If you want to learn about EBS in the context of RDS, instead of this guide, see RDS DevOps Guide.
There are two types of SSD-backed general-purpose volumes: gp2 and gp3. Use gp3: they’re cheaper, both in absolute terms, and for a given level of performance. Price aside, gp3 is faster, with a minimum IOPS of 3000, as compared to 100 for gp2. Not only is gp3 faster but more consistent: while gp2 can burst to 3000 iops for a while, gp3 can sustain that performance indefinitely.
Don’t use Provisioned IOPS volumes, since they’re like 30x costlier, unless you’re running something extremely high performance, which is not the case for most startups.

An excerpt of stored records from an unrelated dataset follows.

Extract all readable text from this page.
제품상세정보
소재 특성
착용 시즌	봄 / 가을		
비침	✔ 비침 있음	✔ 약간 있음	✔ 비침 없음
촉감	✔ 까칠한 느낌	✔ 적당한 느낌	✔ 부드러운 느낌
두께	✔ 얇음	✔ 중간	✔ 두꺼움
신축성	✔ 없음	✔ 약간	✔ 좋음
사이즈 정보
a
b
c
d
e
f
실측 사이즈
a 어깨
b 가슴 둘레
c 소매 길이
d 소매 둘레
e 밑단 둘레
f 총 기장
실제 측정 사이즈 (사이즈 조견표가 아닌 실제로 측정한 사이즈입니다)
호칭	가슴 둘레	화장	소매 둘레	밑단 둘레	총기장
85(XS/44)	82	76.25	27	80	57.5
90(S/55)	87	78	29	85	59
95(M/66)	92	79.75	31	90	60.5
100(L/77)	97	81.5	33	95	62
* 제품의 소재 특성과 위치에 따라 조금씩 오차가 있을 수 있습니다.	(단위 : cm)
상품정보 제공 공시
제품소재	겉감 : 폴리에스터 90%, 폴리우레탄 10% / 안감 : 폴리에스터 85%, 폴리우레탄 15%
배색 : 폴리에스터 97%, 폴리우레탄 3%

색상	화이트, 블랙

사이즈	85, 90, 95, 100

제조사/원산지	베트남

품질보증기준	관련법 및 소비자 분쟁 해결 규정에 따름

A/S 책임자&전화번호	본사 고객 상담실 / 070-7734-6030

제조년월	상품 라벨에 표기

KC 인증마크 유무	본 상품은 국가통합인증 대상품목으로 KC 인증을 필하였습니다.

You can increase the space, IOPS or throughput of a volume separately, depending on where you’re facing a bottleneck. You can do this live.
An unloaded EBS volume should have both read and write latencies < 1 ms.
You can increase but not decrease the size of an EBS volume. So, if you’re in doubt about what size you should use, err on the lower side.
Volumes should be attached to instances in the same availability zone.
By default, the free space in EBS volumes isn’t tracked, risking an outage. To prevent this, install the CloudWatch agent in your VMs, and set an alarm if disk_free < 10 GB.
Detect swapping by monitoring the swap_used_percent metric. With sufficient memory, this should be a single-digit percentage.
You can take a snapshot of a volume. This is fast and doesn’t disrupt ongoing activity. Snapshots are stored in S3.